We are guessing we’re all here for more or less the same reason. We share a mutual interest in whitetail deer, one of the grandest animals stalk silently through Texas brush. With that in mind, lets kick around a few Texas whitetail deer facts.
Texas Whitetail Deer Fact - #1
Deer have really, really good noses:
We’ve all been there, when that doe is ambling carelessly along until she hits the trail you walked in on and jumps three feet in the air, somersaulting her displeasure before she beats feet out of there. Make no mistake that deer smelled your residue on the leaves, twigs and whatever else you touched as you walked by. We leave powerful scents behind that deer will not only smell, but also avoid like the plague for days thereafter. Just watch your step.
Texas Whitetail Deer Facts - #2
Acorns > Corn:
In broadleaf wooded areas, hunters frequently find corn piled up underneath feeders. By early December the super-nutritious acorns have fallen and deer will step over a pile of corn just to get to one. Plan your stand accordingly!
Texas Whitetail Deer Fact - #3
Deer are, basically, moon-slaves:
Study after study has shown the incredible link between moon phases and whitetail deer activity, particularly the position of the moon relative to the earth. For some strange reason whitetail deer are most apt to move and feed when the moon is both directly overhead and directly underneath the earth. Ever have one of those morning hunts when nothing seems to move, not even a squirrel? Check your calendar. Even though the sun is just coming up, you might be sitting there at the wrong time.
Texas Whitetail Deer Facts - #4
Bucks sleep funny:
It’s no wonder those cagey animals are so difficult to spot. Bucks frequently sleep on their right side and face downwind. Eyes and ears guard the front while the highly sensitive olfactory alarm system takes care of the rear. Talk about an unfair advantage.
Texas Whitetail Deer Fact - #5
Deer have four stomachs:
Deer are ruminant animals, meaning they have a special four-chambered stomach that allows them to digest the high concentrations of fiber in their diet. Without one, I’m pretty sure leaf ends wouldn’t taste as good.
Whitetail Deer Facts - #6
Rattling’s not always the way to go:
Rattling for big bucks can be a highly effective strategy in areas where the male-to-female ratio is proportionate.

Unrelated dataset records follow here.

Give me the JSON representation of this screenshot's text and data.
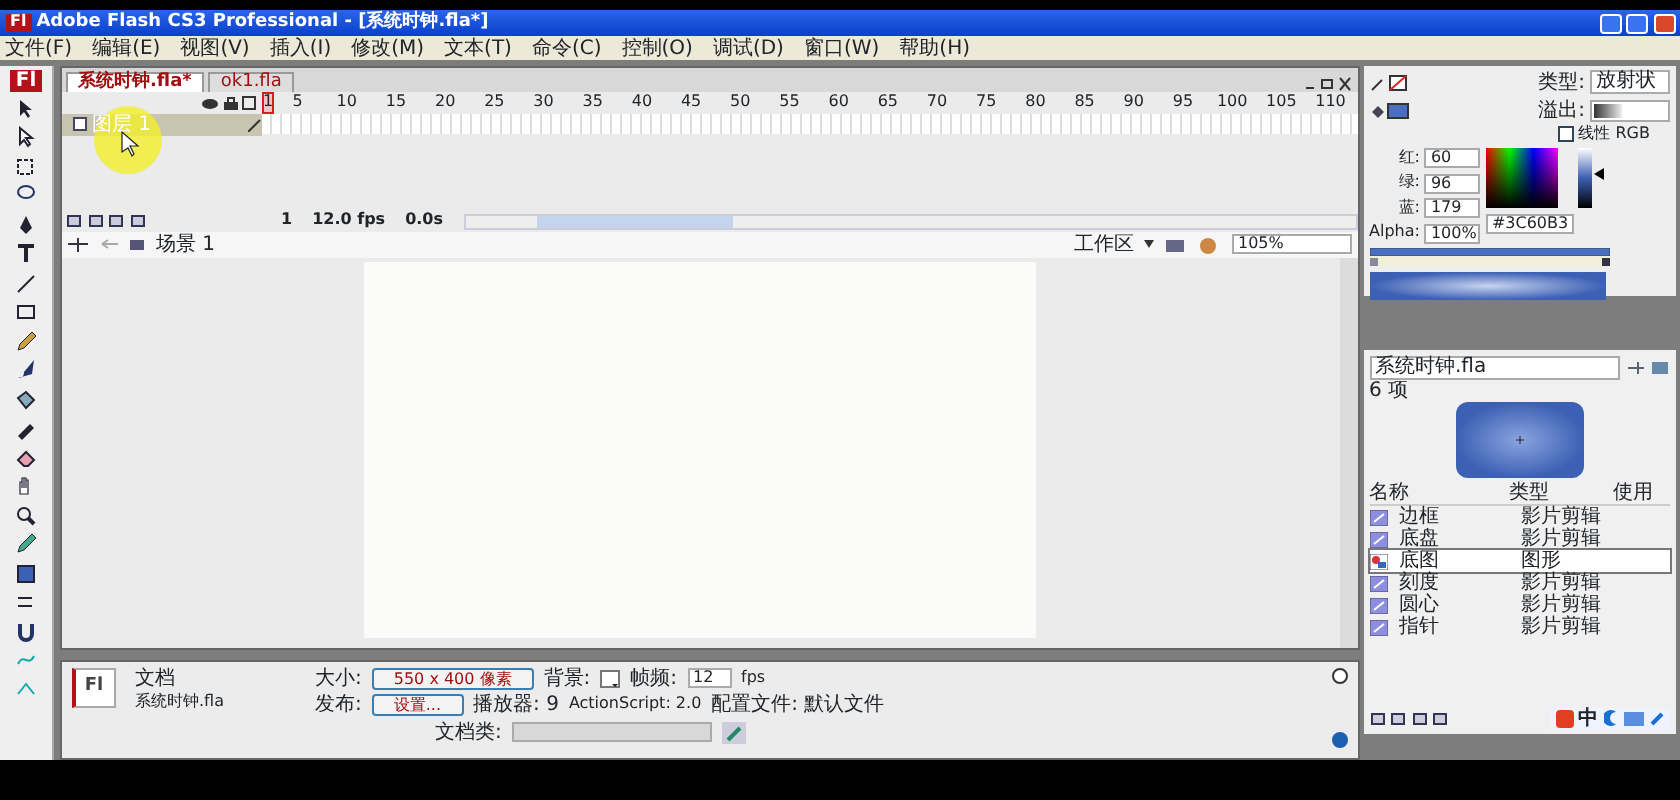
{
  "window": {
    "app_icon": "Fl",
    "title": "Adobe Flash CS3 Professional - [系统时钟.fla*]"
  },
  "menu": [
    "文件(F)",
    "编辑(E)",
    "视图(V)",
    "插入(I)",
    "修改(M)",
    "文本(T)",
    "命令(C)",
    "控制(O)",
    "调试(D)",
    "窗口(W)",
    "帮助(H)"
  ],
  "toolbar": {
    "logo": "Fl"
  },
  "doc_tabs": [
    {
      "label": "系统时钟.fla*",
      "selected": true
    },
    {
      "label": "ok1.fla",
      "selected": false
    }
  ],
  "timeline": {
    "playhead": "1",
    "frames": [
      "5",
      "10",
      "15",
      "20",
      "25",
      "30",
      "35",
      "40",
      "45",
      "50",
      "55",
      "60",
      "65",
      "70",
      "75",
      "80",
      "85",
      "90",
      "95",
      "100",
      "105",
      "110"
    ],
    "layers": [
      {
        "name": "图层 1",
        "selected": true
      }
    ],
    "current_frame": "1",
    "frame_rate": "12.0 fps",
    "elapsed": "0.0s"
  },
  "scene_bar": {
    "scene": "场景 1",
    "workspace": "工作区",
    "zoom": "105%"
  },
  "color_panel": {
    "type_label": "类型:",
    "type_value": "放射状",
    "overflow_label": "溢出:",
    "linear_rgb": {
      "label": "线性 RGB",
      "checked": false
    },
    "channels": [
      {
        "label": "红:",
        "value": "60"
      },
      {
        "label": "绿:",
        "value": "96"
      },
      {
        "label": "蓝:",
        "value": "179"
      },
      {
        "label": "Alpha:",
        "value": "100%"
      }
    ],
    "hex": "#3C60B3",
    "brightness": {
      "level": 0.6
    }
  },
  "library": {
    "file": "系统时钟.fla",
    "count": "6 项",
    "columns": [
      "名称",
      "类型",
      "使用"
    ],
    "items": [
      {
        "name": "边框",
        "type": "影片剪辑",
        "kind": "movieclip",
        "selected": false
      },
      {
        "name": "底盘",
        "type": "影片剪辑",
        "kind": "movieclip",
        "selected": false
      },
      {
        "name": "底图",
        "type": "图形",
        "kind": "graphic",
        "selected": true
      },
      {
        "name": "刻度",
        "type": "影片剪辑",
        "kind": "movieclip",
        "selected": false
      },
      {
        "name": "圆心",
        "type": "影片剪辑",
        "kind": "movieclip",
        "selected": false
      },
      {
        "name": "指针",
        "type": "影片剪辑",
        "kind": "movieclip",
        "selected": false
      }
    ]
  },
  "properties": {
    "logo": "Fl",
    "kind": "文档",
    "file": "系统时钟.fla",
    "size_label": "大小:",
    "size": "550 x 400 像素",
    "publish_label": "发布:",
    "settings": "设置...",
    "background_label": "背景:",
    "fps_label": "帧频:",
    "fps": "12",
    "fps_unit": "fps",
    "player": "播放器: 9",
    "actionscript": "ActionScript: 2.0",
    "profile": "配置文件: 默认文件",
    "doc_class_label": "文档类:"
  },
  "ime": {
    "label": "中"
  }
}
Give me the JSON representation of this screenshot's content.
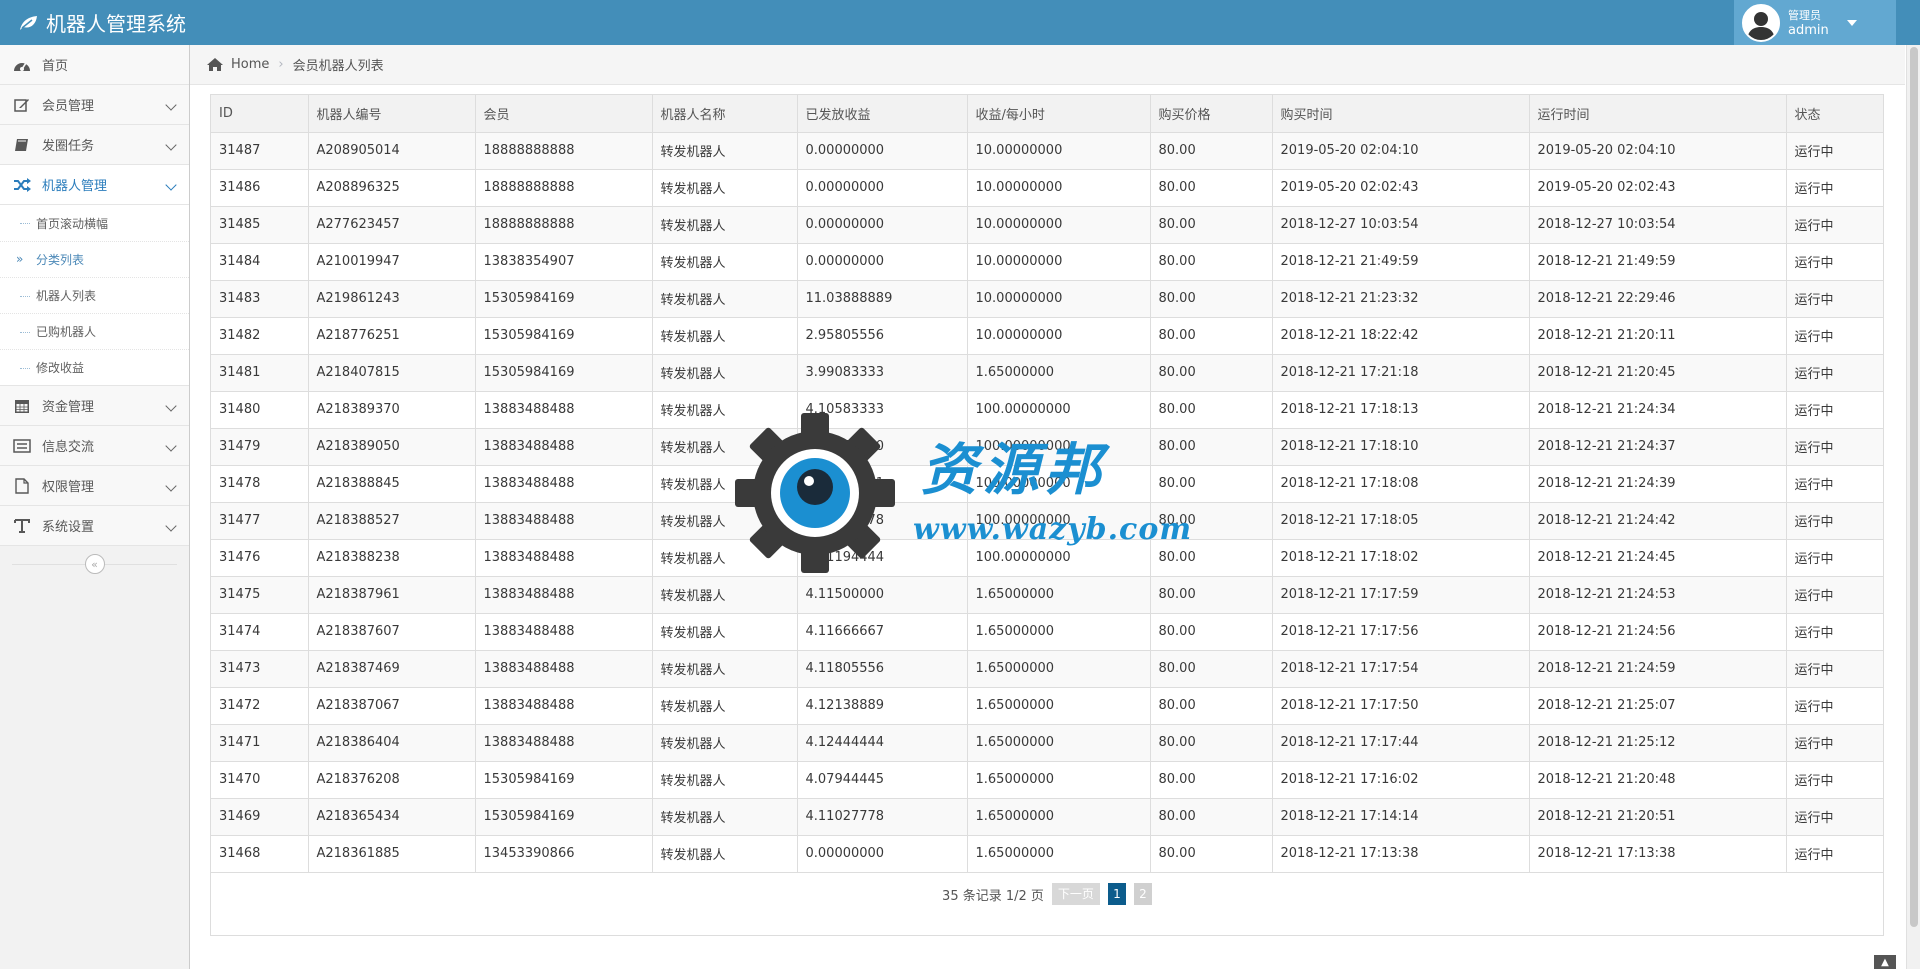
{
  "app": {
    "title": "机器人管理系统"
  },
  "user": {
    "role": "管理员",
    "name": "admin"
  },
  "sidebar": {
    "items": [
      {
        "label": "首页",
        "icon": "dashboard-icon"
      },
      {
        "label": "会员管理",
        "icon": "edit-icon"
      },
      {
        "label": "发圈任务",
        "icon": "book-icon"
      },
      {
        "label": "机器人管理",
        "icon": "shuffle-icon"
      },
      {
        "label": "资金管理",
        "icon": "calendar-icon"
      },
      {
        "label": "信息交流",
        "icon": "list-icon"
      },
      {
        "label": "权限管理",
        "icon": "file-icon"
      },
      {
        "label": "系统设置",
        "icon": "text-icon"
      }
    ],
    "submenu": [
      {
        "label": "首页滚动横幅"
      },
      {
        "label": "分类列表"
      },
      {
        "label": "机器人列表"
      },
      {
        "label": "已购机器人"
      },
      {
        "label": "修改收益"
      }
    ]
  },
  "breadcrumb": {
    "home": "Home",
    "current": "会员机器人列表"
  },
  "table": {
    "columns": [
      "ID",
      "机器人编号",
      "会员",
      "机器人名称",
      "已发放收益",
      "收益/每小时",
      "购买价格",
      "购买时间",
      "运行时间",
      "状态"
    ],
    "rows": [
      [
        "31487",
        "A208905014",
        "18888888888",
        "转发机器人",
        "0.00000000",
        "10.00000000",
        "80.00",
        "2019-05-20 02:04:10",
        "2019-05-20 02:04:10",
        "运行中"
      ],
      [
        "31486",
        "A208896325",
        "18888888888",
        "转发机器人",
        "0.00000000",
        "10.00000000",
        "80.00",
        "2019-05-20 02:02:43",
        "2019-05-20 02:02:43",
        "运行中"
      ],
      [
        "31485",
        "A277623457",
        "18888888888",
        "转发机器人",
        "0.00000000",
        "10.00000000",
        "80.00",
        "2018-12-27 10:03:54",
        "2018-12-27 10:03:54",
        "运行中"
      ],
      [
        "31484",
        "A210019947",
        "13838354907",
        "转发机器人",
        "0.00000000",
        "10.00000000",
        "80.00",
        "2018-12-21 21:49:59",
        "2018-12-21 21:49:59",
        "运行中"
      ],
      [
        "31483",
        "A219861243",
        "15305984169",
        "转发机器人",
        "11.03888889",
        "10.00000000",
        "80.00",
        "2018-12-21 21:23:32",
        "2018-12-21 22:29:46",
        "运行中"
      ],
      [
        "31482",
        "A218776251",
        "15305984169",
        "转发机器人",
        "2.95805556",
        "10.00000000",
        "80.00",
        "2018-12-21 18:22:42",
        "2018-12-21 21:20:11",
        "运行中"
      ],
      [
        "31481",
        "A218407815",
        "15305984169",
        "转发机器人",
        "3.99083333",
        "1.65000000",
        "80.00",
        "2018-12-21 17:21:18",
        "2018-12-21 21:20:45",
        "运行中"
      ],
      [
        "31480",
        "A218389370",
        "13883488488",
        "转发机器人",
        "4.10583333",
        "100.00000000",
        "80.00",
        "2018-12-21 17:18:13",
        "2018-12-21 21:24:34",
        "运行中"
      ],
      [
        "31479",
        "A218389050",
        "13883488488",
        "转发机器人",
        "4.10750000",
        "100.00000000",
        "80.00",
        "2018-12-21 17:18:10",
        "2018-12-21 21:24:37",
        "运行中"
      ],
      [
        "31478",
        "A218388845",
        "13883488488",
        "转发机器人",
        "4.10861111",
        "100.00000000",
        "80.00",
        "2018-12-21 17:18:08",
        "2018-12-21 21:24:39",
        "运行中"
      ],
      [
        "31477",
        "A218388527",
        "13883488488",
        "转发机器人",
        "4.11027778",
        "100.00000000",
        "80.00",
        "2018-12-21 17:18:05",
        "2018-12-21 21:24:42",
        "运行中"
      ],
      [
        "31476",
        "A218388238",
        "13883488488",
        "转发机器人",
        "4.11194444",
        "100.00000000",
        "80.00",
        "2018-12-21 17:18:02",
        "2018-12-21 21:24:45",
        "运行中"
      ],
      [
        "31475",
        "A218387961",
        "13883488488",
        "转发机器人",
        "4.11500000",
        "1.65000000",
        "80.00",
        "2018-12-21 17:17:59",
        "2018-12-21 21:24:53",
        "运行中"
      ],
      [
        "31474",
        "A218387607",
        "13883488488",
        "转发机器人",
        "4.11666667",
        "1.65000000",
        "80.00",
        "2018-12-21 17:17:56",
        "2018-12-21 21:24:56",
        "运行中"
      ],
      [
        "31473",
        "A218387469",
        "13883488488",
        "转发机器人",
        "4.11805556",
        "1.65000000",
        "80.00",
        "2018-12-21 17:17:54",
        "2018-12-21 21:24:59",
        "运行中"
      ],
      [
        "31472",
        "A218387067",
        "13883488488",
        "转发机器人",
        "4.12138889",
        "1.65000000",
        "80.00",
        "2018-12-21 17:17:50",
        "2018-12-21 21:25:07",
        "运行中"
      ],
      [
        "31471",
        "A218386404",
        "13883488488",
        "转发机器人",
        "4.12444444",
        "1.65000000",
        "80.00",
        "2018-12-21 17:17:44",
        "2018-12-21 21:25:12",
        "运行中"
      ],
      [
        "31470",
        "A218376208",
        "15305984169",
        "转发机器人",
        "4.07944445",
        "1.65000000",
        "80.00",
        "2018-12-21 17:16:02",
        "2018-12-21 21:20:48",
        "运行中"
      ],
      [
        "31469",
        "A218365434",
        "15305984169",
        "转发机器人",
        "4.11027778",
        "1.65000000",
        "80.00",
        "2018-12-21 17:14:14",
        "2018-12-21 21:20:51",
        "运行中"
      ],
      [
        "31468",
        "A218361885",
        "13453390866",
        "转发机器人",
        "0.00000000",
        "1.65000000",
        "80.00",
        "2018-12-21 17:13:38",
        "2018-12-21 17:13:38",
        "运行中"
      ]
    ]
  },
  "pagination": {
    "summary": "35 条记录 1/2 页",
    "next_label": "下一页",
    "pages": [
      "1",
      "2"
    ],
    "current": "1"
  },
  "watermark": {
    "title": "资源邦",
    "url": "www.wazyb.com"
  },
  "colors": {
    "navbar": "#438eb9",
    "accent": "#2b7dbc",
    "watermark": "#1b8fd1"
  }
}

But in areas with a disproportionately large number of females, competition between bucks is non-existent, and rattling may sound as foreign and abrasive to them as it does to us.
Whitetail Deer Facts - #7
Ruttin’ bucks like it cold:
During the madness of the rut, bucks become single-minded and almost stop eating and drinking altogether. As the chase wears on, bucks time their movement with the coldest parts of the day to avoid serious dehydration.
Texas Whitetail Deer Facts - #8
Deer like tree lines, ridgelines and low places:
No matter the region, this invariably seems to be the case. Whether it’s a creek bottom through mesquite scrub, a food plot running into cedar scattered foothills, or a leafy slough under an oak canopy, deer always seem to be traveling via one of the above conduits. Females travel less than males, and prefer to feed as close to cover as possible. When the rut swings into full effect and bucks are driven from their thickets, they move slowly through the best cover they can find. And what better cover than the murky thicket of a creek bed?